Изменить стиль страницы

Оставалось лишь «дочистить» рукопись; еще «тепленькой», прямо из-под пера, она пошла в типографию — и в мае уже появилась в очередном номере журнала.

2

Смерть Андрея Белого послужила поводом к сближению с Ходасевичем.

Спустя несколько недель после вечера, где был прочитан «Пленный дух», Цветаева получила письмо, которое привело ее в замешательство.

Владислав Фелицианович предлагал встретиться где-нибудь в кафе — поговорить.

Цветаева взяла в руки перо, чтобы ответить, — и больше половины письма заполнила размышлениями о том, насколько заочная дружба лучше очной.
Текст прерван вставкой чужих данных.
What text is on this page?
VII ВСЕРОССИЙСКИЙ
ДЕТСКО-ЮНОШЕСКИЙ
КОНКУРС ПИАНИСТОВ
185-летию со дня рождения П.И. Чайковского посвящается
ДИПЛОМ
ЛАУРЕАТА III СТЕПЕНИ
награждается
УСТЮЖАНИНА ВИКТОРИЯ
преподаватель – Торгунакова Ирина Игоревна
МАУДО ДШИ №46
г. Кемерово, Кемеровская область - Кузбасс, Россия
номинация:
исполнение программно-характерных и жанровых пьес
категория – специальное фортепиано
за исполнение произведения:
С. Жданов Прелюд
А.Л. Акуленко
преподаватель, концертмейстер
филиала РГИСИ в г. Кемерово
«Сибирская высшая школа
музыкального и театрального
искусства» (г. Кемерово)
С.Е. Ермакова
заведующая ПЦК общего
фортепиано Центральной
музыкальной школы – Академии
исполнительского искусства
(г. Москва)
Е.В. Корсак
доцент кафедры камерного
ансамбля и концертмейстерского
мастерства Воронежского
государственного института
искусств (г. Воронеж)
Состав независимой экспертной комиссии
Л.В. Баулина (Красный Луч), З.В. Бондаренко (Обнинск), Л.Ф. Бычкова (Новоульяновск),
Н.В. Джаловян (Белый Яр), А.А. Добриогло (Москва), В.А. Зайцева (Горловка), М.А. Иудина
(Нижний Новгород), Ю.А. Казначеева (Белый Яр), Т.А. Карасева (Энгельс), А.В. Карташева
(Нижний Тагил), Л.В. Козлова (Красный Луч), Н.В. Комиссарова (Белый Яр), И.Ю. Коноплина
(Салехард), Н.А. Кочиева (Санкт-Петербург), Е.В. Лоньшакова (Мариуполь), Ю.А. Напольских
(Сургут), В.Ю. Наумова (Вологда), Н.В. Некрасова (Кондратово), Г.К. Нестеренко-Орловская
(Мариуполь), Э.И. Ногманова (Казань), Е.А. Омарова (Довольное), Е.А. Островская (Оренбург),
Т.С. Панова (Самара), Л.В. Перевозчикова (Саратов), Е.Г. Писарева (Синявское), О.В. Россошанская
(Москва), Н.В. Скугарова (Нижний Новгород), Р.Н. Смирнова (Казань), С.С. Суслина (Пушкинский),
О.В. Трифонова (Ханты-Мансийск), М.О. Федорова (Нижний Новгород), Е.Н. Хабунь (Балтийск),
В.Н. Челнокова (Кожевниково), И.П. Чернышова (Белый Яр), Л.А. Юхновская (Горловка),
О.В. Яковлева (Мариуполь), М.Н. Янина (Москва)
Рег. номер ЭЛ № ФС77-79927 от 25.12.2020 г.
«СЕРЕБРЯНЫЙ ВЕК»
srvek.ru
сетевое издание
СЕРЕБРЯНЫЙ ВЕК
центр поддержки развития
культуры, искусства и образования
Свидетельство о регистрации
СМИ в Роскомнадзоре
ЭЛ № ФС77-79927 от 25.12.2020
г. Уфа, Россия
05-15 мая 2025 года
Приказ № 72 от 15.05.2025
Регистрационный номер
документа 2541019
Она припомнила, как разочаровал ее в 1926 году реальный Лондон, такой знакомый до встречи, «Лондон всех Карлов и Ричардов»; воспользовалась случаем, чтобы изложить свои представления о разных возможностях узнавания и познания, отдавая явное предпочтение интуиции перед эмпирикой. Было достаточно ясно, что предложение повидаться в кафе подпадает под категорию «туристского налета», не способствующего узнаванию, а только сбивающего с толку. «Наедине хотя бы со звуком тех Ваших интонаций в ушах или букв Вашего письма — больше, лучше, цельнее, полнее, вернее Вас знаю, чем — сидя и говоря с Вами в кафе, в которое Вы придете из своей жизни, а я — из своей…»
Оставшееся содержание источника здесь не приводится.